A complete benchmarking environment consists of three parts: the hardware environment, the environment variables and the standard config YAML.
We use an Amazon EC2 g4dn.metal instance as a self-hosted runner to run the benchmark configuration V0. Before running the benchmark, we do the a few tuning of the instance to minimize performance variance.
We disable hyperthreading on all CPUs using the following script:
for cpunum in $(cat /sys/devices/system/cpu/cpu*/topology/thread_siblings_list | cut -s -d, -f2- | tr ',' '\n' | sort -un)
do
echo 0 > /sys/devices/system/cpu/cpu$cpunum/online
done
We isolate the CPU that run the benchmark by setting the following kernel parameters:
isolcpus=24-47,72-95 nohz_full=24-47,72-95
All environment variables that could affect the performance score are defined in .github/scripts/config-v0.env.
For more details, please refer to the env file.
The standard config YAML file is stored in here. It is generated by repeated runs of the same benchmark setting on pytorch v1.7.0.dev20200626, torchtext 0.8.0.dev20200626, and torchvision 0.6.1.dev20200626. The performance is manually verified to be stable across those runs. We pick a random execution of the repeated runs as the standard execution, and the standard config YAML is a summary of it.

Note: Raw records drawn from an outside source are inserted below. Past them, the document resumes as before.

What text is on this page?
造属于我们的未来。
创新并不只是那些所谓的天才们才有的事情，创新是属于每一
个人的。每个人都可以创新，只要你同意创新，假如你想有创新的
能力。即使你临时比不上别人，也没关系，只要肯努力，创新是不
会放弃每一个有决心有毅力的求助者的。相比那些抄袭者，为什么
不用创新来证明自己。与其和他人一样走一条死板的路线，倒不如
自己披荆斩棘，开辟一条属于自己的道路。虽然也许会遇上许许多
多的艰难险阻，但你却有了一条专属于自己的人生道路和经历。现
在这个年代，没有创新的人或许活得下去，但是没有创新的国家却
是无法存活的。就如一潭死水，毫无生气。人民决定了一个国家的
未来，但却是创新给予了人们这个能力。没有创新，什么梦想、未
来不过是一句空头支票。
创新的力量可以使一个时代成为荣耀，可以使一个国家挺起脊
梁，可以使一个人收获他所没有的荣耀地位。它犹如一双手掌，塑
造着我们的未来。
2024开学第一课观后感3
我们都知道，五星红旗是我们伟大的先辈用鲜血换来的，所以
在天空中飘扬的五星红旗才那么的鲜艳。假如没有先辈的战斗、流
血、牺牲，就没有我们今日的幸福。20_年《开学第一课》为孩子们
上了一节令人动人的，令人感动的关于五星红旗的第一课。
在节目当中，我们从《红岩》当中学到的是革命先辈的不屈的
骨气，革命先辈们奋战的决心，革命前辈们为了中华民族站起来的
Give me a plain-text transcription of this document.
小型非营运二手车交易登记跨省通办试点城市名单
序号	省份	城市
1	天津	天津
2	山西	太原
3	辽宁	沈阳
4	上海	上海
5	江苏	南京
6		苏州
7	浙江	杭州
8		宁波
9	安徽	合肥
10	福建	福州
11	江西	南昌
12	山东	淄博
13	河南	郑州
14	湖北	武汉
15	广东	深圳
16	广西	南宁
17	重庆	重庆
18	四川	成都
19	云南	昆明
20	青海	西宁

First, the YAML defines the models that are tested in the standard execution. Below is the complete list of the models we test in V0:
- pytorch_mobilenet_v3 (succeeded by mobilenet_v3_large in v1)
- yolov3
- Background_Matting
- attention_is_all_you_need_pytorch
- BERT_pytorch
- fastNLP
- dlrm
- LearningToPaint
- moco
- demucs
- pytorch_struct
Second, the YAML defines that the performance score of the standard execution is 1000. All other V0 scores are relative to it. For example, if another benchmark execution's score is 900, it means the its performance is 10% slower comparing to the standard execution.